O Século, 9 de Maio de 1975
José Raimundo, “A libertação dos escravos” (p. 5)
“A situação dos jogadores do nosso futebol profissional não é de espantar. Os “donos” dos jogadores eram, também, donos de operários, de trabalhadores a quem quotidianamente exploravam e a quem não admitiam a menor acção reivindicativa para aumento de salário. A PIDE e as forças repressivas lá estavam sempre “à coca”. Quem eram os grandes mecenas dos clubes? Adolfo e Jorge Vieira de Brito, no Benfica; Cazal-Ribeiro, Brás Medeiros, José Matias, no Sporting; Bulhosa, no Belenenses; Pinto de Magalhães, no FC Porto; Xavier de Lima, no Vitória de Setúbal.
Tínhamos e temos milhares de desportistas de bancada.

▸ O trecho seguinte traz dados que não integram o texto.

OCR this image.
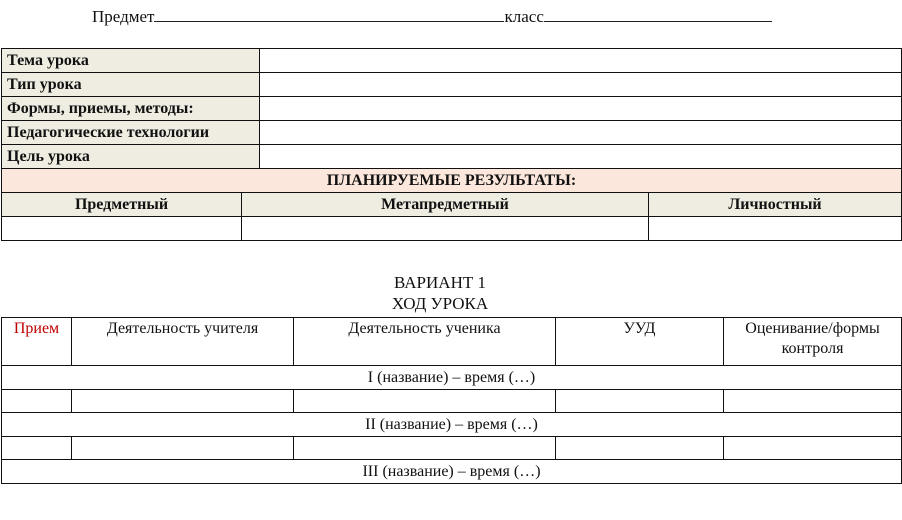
Предмет	класс
Тема урока			
Тип урока			
Формы, приемы, методы:			
Педагогические технологии			
Цель урока			
ПЛАНИРУЕМЫЕ РЕЗУЛЬТАТЫ:			
Предметный	Метапредметный		Личностный

ВАРИАНТ 1
ХОД УРОКА
Прием	Деятельность учителя	Деятельность ученика	УУД	Оценивание/формы контроля
I (название) – время (…)				

II (название) – время (…)				

III (название) – время (…)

Que, na sua grande maioria, nunca praticaram desporto. Por falta de tempos livres, porque, explorados pelos patrões até à medula, tinham de fazer horas extraordinárias. Pequenos estádios polivalentes nos bairros e nas vilas? Não. Enormes estádios para os trabalhadores estafados verem o grande espectáculo que o companheiro de classe do patrão lhes oferecia através de outros escravos: os jogadores de futebol. E, entre escravos e escravos, trocavam-se apupos, e o jogador que falhava o golo era vaiado. Porque, para quem nunca praticou desporto, é difícil admitir a falha. Nos campos de futebol descarregava-se a má disposição da vida difícil.
Com o futebol, a adesão maciça das massas a uma alienação incentivada pela burguesia exploradora. Com o Totobola, a outra alienação. À semelhança do burguês que nada produz, a saída do “treze” que abre o caminho para ter dinheiro e nada fazer. Ou ter dinheiro para passar de explorado a explorador.
Hoje, a consciência profissional do jogador de futebol desperta e afirma-se. E, com ela, desperta também a consciência das massas que gostam de assistir ao espectáculo do futebol.